# DTG Printing Quality Not What I Had Thought.



## Sadrin (Jan 16, 2015)

Hello!
I just want to state that I'm not doing my own prints. I'm having a design printed onto black shirts for a Kickstarter project and I want to use spiffy shirts as a Backer reward. So I found a really nice company in LA. I sent them my artwork in 1:1 .png format. A few days later I got the shirts and the design looked ok from a distance but up close I could see that it was very different. The print is rather thick in texture and not soft like I heard/read DTG was. The color is a little off as it uses a lot of orange and the orange coloring has shown itself throughout the finished product even where it should not have. Also there appears to be a lot of Noise added to the print, almost as if a noise filter was added. I was told by the company that everything turned out great and no one will notice but me. So I'm turning to you guys. Is this normal? Thanks for any help!
I have photos but I can't seem to attach anything.


----------



## splathead (Dec 4, 2005)

Pictures would help a great deal. Can you post them to flickr or another 3rd party site and provide a link?

How many shirts are you doing? Did you consider screen printing instead of DTG?


----------



## ericwin (Jan 26, 2012)

When printing DTG on black shirts (or any shirt that requires a white underbase), it is going to have a heavier hand. The weight/thickness can vary based on the different equipment out there and the way the operator sets up the job. It usually has a softer hand than screen printed garments with plastisol ink. Usually you can't feel DTG ink printed on white garments so that would be the way to go if you are looking for a soft hand.

DTG is a CMYK print process. With CMYK, it is often difficult or impossible to match specific colors. If color matching is important, it is best to ask your DTG printer to give you a t-shirt that has an extensive range of CMYK colors printed in some sort of grid and then supply you with a vector or photoshop file so you can grab the CMYK blends that match the color you want for use in your artwork.

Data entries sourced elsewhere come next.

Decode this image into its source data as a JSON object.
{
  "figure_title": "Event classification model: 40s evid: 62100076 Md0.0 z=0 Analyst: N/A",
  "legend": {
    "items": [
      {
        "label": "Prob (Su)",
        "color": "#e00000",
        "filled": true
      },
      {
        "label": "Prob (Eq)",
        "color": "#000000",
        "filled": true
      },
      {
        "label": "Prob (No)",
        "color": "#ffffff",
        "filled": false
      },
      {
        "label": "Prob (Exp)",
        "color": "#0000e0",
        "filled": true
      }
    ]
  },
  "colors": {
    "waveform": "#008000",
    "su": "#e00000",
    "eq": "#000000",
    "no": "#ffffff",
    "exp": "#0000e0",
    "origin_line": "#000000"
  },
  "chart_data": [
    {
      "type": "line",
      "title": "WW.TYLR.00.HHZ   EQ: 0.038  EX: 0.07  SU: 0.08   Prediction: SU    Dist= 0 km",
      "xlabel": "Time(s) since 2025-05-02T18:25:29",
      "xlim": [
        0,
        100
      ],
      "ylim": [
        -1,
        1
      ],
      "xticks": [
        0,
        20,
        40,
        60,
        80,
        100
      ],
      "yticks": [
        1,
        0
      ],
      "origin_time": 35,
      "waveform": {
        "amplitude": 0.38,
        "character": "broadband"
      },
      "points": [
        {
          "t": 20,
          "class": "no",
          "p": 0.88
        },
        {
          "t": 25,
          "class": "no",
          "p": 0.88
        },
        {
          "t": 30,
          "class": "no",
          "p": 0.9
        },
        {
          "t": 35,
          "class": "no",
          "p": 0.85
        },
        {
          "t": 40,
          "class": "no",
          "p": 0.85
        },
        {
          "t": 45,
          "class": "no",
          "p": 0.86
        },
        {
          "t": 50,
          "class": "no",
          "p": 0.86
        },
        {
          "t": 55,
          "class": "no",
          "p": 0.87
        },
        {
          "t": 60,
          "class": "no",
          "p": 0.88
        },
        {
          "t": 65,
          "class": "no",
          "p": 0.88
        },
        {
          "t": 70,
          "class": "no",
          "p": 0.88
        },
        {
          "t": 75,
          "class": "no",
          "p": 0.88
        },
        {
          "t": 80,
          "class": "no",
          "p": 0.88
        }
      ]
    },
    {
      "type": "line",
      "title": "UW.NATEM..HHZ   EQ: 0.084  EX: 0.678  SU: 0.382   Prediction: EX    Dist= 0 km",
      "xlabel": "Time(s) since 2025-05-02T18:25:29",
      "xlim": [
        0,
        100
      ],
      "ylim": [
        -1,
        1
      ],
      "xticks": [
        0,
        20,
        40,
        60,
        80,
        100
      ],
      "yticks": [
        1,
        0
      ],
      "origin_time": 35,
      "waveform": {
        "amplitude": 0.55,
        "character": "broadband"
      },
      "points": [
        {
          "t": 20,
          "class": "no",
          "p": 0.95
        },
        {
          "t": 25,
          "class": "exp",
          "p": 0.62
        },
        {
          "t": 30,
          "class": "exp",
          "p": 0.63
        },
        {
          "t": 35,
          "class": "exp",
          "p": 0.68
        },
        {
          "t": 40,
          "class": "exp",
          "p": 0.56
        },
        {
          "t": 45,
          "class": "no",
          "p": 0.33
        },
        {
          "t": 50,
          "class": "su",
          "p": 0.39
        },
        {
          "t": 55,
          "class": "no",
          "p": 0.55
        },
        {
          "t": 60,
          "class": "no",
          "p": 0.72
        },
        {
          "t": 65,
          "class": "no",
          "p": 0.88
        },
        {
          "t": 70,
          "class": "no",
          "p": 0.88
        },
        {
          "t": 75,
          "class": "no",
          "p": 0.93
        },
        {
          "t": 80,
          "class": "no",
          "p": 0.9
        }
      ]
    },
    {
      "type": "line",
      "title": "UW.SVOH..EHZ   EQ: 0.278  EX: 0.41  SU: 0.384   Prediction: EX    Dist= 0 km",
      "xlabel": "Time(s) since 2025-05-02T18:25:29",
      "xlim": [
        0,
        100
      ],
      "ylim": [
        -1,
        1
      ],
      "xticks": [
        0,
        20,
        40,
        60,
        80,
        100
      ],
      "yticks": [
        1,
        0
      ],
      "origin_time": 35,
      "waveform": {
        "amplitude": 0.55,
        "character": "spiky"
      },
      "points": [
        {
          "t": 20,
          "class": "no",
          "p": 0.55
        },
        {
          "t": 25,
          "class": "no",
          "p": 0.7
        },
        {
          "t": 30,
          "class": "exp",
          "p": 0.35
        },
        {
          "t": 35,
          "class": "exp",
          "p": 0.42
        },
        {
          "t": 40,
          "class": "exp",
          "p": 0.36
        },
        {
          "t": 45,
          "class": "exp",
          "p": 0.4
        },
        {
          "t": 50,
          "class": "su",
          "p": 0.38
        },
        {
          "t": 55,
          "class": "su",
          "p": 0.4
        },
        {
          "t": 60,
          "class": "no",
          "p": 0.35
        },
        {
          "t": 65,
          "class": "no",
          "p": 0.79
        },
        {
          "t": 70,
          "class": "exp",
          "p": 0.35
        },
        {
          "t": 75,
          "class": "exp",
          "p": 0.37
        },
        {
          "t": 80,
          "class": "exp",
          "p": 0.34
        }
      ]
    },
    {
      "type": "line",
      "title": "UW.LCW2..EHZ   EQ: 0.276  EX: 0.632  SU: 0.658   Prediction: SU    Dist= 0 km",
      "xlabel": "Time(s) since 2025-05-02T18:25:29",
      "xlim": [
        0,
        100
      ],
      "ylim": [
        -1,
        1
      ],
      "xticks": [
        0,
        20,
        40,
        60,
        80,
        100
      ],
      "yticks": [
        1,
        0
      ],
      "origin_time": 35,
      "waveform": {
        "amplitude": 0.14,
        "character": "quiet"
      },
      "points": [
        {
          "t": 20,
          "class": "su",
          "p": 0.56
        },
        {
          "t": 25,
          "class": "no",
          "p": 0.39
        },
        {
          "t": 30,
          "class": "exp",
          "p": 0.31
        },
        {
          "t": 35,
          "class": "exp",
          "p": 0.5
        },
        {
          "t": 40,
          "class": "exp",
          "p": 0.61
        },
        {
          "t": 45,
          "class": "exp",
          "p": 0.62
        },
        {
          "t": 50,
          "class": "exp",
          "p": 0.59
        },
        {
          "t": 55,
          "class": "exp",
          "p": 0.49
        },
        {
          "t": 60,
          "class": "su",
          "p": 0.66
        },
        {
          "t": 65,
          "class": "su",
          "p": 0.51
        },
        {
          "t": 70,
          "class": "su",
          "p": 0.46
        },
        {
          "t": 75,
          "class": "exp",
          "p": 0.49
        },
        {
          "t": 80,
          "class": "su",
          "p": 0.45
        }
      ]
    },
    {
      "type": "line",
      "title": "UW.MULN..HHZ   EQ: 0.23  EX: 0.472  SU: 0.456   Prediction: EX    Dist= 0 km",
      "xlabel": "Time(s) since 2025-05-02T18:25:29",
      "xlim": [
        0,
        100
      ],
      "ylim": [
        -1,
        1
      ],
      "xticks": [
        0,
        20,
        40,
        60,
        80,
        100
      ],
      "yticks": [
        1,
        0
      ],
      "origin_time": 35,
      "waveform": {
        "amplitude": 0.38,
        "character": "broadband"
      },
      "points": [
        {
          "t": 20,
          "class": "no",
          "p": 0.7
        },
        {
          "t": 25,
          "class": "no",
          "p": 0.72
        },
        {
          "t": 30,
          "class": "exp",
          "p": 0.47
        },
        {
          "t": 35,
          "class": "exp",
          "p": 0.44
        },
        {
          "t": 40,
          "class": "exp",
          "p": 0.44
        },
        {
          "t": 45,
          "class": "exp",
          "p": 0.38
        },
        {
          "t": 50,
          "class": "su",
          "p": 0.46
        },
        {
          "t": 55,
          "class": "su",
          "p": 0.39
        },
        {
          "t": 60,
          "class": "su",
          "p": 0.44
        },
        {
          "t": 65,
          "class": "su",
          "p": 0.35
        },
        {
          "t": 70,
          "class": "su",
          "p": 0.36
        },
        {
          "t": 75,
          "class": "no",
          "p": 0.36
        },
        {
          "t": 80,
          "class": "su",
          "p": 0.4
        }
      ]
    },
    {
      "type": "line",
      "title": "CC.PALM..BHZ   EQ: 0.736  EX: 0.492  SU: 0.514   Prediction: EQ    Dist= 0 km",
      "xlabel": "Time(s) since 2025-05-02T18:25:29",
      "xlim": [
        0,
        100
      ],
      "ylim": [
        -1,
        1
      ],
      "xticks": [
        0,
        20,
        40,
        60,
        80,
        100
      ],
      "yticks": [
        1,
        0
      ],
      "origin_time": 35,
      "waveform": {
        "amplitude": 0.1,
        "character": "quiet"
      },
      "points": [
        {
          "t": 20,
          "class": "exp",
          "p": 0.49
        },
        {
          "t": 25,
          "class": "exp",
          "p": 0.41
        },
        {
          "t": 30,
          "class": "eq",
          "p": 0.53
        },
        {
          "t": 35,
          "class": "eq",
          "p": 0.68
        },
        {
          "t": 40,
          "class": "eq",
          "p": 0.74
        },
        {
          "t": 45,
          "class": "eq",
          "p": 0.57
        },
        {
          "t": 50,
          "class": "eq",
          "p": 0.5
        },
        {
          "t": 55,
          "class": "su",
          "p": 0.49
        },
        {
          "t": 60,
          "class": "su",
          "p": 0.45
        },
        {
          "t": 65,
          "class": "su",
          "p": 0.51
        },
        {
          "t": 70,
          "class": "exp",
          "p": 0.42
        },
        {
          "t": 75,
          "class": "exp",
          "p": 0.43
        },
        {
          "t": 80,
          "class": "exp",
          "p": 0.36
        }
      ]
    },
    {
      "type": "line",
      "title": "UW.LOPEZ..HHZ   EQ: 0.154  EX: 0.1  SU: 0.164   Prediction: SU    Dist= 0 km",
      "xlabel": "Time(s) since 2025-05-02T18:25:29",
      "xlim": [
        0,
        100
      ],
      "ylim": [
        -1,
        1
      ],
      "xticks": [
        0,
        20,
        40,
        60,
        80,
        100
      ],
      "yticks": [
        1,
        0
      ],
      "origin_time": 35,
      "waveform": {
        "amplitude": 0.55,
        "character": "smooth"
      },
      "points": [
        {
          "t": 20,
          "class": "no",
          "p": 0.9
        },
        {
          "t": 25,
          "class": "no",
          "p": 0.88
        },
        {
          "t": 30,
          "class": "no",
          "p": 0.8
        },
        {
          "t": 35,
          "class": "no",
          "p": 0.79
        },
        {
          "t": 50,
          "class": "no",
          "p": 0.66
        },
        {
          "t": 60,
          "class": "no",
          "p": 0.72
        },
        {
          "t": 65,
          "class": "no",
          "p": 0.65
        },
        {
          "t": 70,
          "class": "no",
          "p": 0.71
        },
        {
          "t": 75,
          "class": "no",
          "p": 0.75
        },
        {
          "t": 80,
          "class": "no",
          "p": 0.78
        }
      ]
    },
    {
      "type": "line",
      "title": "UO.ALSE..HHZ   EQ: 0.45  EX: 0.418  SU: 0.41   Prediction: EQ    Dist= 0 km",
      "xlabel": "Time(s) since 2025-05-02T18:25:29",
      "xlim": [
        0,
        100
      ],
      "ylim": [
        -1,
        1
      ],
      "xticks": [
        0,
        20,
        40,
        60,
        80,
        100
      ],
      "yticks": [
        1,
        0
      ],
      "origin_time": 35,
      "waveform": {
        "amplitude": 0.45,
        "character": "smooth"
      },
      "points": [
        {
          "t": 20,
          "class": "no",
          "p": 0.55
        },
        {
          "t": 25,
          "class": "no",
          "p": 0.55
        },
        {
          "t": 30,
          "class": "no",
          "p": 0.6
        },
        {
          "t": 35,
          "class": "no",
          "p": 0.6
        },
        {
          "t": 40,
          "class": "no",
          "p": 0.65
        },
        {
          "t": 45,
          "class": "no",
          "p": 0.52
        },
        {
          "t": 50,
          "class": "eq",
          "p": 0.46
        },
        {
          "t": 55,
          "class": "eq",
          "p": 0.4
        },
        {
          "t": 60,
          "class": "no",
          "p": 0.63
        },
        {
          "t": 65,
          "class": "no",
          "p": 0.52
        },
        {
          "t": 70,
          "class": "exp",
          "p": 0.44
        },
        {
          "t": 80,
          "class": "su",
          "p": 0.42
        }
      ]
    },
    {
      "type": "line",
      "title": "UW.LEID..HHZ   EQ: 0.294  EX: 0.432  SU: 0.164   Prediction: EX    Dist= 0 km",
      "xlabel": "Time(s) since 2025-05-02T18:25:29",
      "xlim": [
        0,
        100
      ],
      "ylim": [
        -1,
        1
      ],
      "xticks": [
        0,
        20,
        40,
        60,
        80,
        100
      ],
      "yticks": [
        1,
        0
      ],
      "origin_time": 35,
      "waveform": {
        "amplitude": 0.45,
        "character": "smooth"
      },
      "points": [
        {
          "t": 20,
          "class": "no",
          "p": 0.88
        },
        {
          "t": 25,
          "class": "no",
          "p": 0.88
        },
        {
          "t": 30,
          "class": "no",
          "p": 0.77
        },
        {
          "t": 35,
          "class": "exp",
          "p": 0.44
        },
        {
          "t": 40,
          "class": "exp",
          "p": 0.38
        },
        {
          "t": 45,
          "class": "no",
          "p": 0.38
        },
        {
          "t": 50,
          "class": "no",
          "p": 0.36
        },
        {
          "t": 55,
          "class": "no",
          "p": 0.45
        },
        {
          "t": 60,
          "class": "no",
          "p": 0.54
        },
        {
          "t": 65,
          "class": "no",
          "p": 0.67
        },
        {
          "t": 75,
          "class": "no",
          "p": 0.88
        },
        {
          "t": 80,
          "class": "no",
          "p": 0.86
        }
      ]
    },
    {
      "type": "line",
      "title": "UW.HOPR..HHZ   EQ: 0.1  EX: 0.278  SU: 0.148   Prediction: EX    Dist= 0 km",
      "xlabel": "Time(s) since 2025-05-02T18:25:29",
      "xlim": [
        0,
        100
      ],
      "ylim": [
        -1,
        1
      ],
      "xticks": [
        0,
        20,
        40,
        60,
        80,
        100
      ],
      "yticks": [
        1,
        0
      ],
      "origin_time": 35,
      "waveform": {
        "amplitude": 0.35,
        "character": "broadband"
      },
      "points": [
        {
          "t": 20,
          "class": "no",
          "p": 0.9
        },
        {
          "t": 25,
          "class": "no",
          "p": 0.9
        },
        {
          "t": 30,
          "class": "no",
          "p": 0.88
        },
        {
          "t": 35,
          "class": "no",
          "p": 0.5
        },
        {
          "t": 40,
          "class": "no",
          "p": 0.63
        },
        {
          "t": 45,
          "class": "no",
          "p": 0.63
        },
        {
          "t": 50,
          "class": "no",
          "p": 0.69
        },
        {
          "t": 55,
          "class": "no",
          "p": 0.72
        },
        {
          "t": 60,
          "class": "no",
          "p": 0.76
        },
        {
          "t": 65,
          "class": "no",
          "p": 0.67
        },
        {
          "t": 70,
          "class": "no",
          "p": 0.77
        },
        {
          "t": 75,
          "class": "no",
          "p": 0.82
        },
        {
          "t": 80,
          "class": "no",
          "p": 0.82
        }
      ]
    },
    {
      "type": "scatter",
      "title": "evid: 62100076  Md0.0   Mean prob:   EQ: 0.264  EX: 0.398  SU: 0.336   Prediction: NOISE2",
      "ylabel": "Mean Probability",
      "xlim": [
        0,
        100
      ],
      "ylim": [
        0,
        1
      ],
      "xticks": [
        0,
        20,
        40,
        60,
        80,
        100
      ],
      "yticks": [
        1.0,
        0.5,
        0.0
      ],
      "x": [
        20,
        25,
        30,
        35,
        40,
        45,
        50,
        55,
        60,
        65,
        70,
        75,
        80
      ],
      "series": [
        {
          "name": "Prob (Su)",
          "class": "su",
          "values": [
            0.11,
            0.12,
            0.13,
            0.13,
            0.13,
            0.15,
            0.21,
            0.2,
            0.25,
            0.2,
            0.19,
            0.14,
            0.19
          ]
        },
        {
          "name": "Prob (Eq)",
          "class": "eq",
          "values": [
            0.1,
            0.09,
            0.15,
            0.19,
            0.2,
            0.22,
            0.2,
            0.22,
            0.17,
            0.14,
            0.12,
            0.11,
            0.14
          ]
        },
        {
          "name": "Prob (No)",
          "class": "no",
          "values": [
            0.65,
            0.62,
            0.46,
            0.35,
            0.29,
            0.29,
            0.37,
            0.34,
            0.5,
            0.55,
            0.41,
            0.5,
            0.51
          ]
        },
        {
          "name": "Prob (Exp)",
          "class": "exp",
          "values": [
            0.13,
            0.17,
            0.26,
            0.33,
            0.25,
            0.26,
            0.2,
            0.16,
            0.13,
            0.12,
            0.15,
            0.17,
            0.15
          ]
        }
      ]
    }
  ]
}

As for the noise, that probably shouldn't have been there but without more details, I can't say for sure.

Hope that helps.

Eric


----------



## SHORTDOG (Dec 15, 2014)

What is the name of the company? I got an order for like 50 shirts but the design has multiple colors, so I was thinking of outsourcing the work but I need it to be somewhat cheap so I can make a few $$


----------



## Sadrin (Jan 16, 2015)

splathead- Thanks for the reply. I uploaded some photos to imgur. Here they are. Artwork before printing.http://i.imgur.com/7TObEFQ.png Shirt http://i.imgur.com/x3ZH4AR.png
I'm not sure how many prints I'll need. I'm guessing around 200.
I don't think Screen Printing is an option for this type of design. It's very detailed and designed to look like the image is coming out of the black shirt.

ericwin - Thanks for the information! The shirts are black with a darker edged design. I wasn't sure how the white underbase worked. 

The printer asked for a .png file. I check and it was RGB. I had no idea CMYK format was apart of the process. I'll resend the graphic in CMYK.

The noise is what I don't get. It almost looks like the file was downgraded and then printed. Thanks for your insight!


----------



## shaneEMP (Jul 10, 2014)

"It almost looks like the file was downgraded and then printed."

any print on a textile is a downgrade from the original image


----------



## ericwin (Jan 26, 2012)

Sadrin said:


> ericwin - Thanks for the information! The shirts are black with a darker edged design. I wasn't sure how the white underbase worked.
> 
> The printer asked for a .png file. I check and it was RGB. I had no idea CMYK format was apart of the process. I'll resend the graphic in CMYK.
> 
> The noise is what I don't get. It almost looks like the file was downgraded and then printed. Thanks for your insight


On my printer, the amount of white underbase is variable based on the color on top of it - lighter colors have a heavier underbase, darker colors have a lighter underbase.

Most RIP's (raster image processor) usually work best with RGB color mode even though the printers are CMYK printers. I don't know exactly why this is but as I understand it, the RIP usually has a color profile that has been tweaked to convert the RGB colors into CMYK optimized for each model DTG printer. Also, I think most RIP's prefer PNG format (mine does at least) because they allow for a transparent background and PNG supports RGB (you can't have a PNG file in CMYK color mode).

Looking at your picture, normally I'd expect better quality than that. Perhaps the DTG shop you used was running at a lower resolution in order to speed up the print process or maybe their printer just isn't capable of anything better. It is hard to say. It could also be the shirt they used - a tightly woven ringspun cotton t-shirt will give you the best image result.

Eric


----------



## splathead (Dec 4, 2005)

From a price standpoint, 200 shirts DTG should cost more to make than 200 full color screen printed ones. What pricing are you getting for DTG? Just for the heck of it, get a quote for screen print too.


----------